About image resolution: The default dimension for yolov3 is (416, 416) which should be enough for your case. So, you should take images with the same/similar camera that you'll use in the actual development environment. A PI camera should be enough, you can use better cameras too but in the end you have to resize all of them to (416,416) dimension.

This is a two class problem, so for positive class you need slightly more images. Here's a rough estimate how you can generate the samples. Let's say the range of your egg counting model will be 0 - 25.

20% images with 0 eggs The rest 80% will be form a somewhat uniform or flat gaussian distribution meaning, if 80% == 1000 images, the count of images with 1 egg will be 1000/(range) = 1000/(25-1+1) = 1000/25 = 40, same for others (2-25).

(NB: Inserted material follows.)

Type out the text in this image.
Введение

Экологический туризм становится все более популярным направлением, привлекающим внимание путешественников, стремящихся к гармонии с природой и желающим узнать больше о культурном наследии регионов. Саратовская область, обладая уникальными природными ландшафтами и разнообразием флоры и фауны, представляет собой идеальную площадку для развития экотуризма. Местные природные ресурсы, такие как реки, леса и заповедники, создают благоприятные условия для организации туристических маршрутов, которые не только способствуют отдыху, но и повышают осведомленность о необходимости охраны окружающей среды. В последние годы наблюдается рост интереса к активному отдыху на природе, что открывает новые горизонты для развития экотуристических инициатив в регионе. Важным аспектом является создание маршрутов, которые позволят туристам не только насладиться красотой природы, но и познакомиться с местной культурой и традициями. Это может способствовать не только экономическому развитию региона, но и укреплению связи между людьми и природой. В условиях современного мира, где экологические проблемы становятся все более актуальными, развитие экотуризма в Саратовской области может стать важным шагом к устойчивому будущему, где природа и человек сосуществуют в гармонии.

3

For brightness, contrast, lighting, you should just go with the one which will be very close to the actual deployment scenario, the augmentation will take care of the rest. Yolov3 is very robust, so you don't need to worry about the background noise too much.

There is no major difference if you are using different image formats, usually .jpg will give you a small file size, so easy for the storage.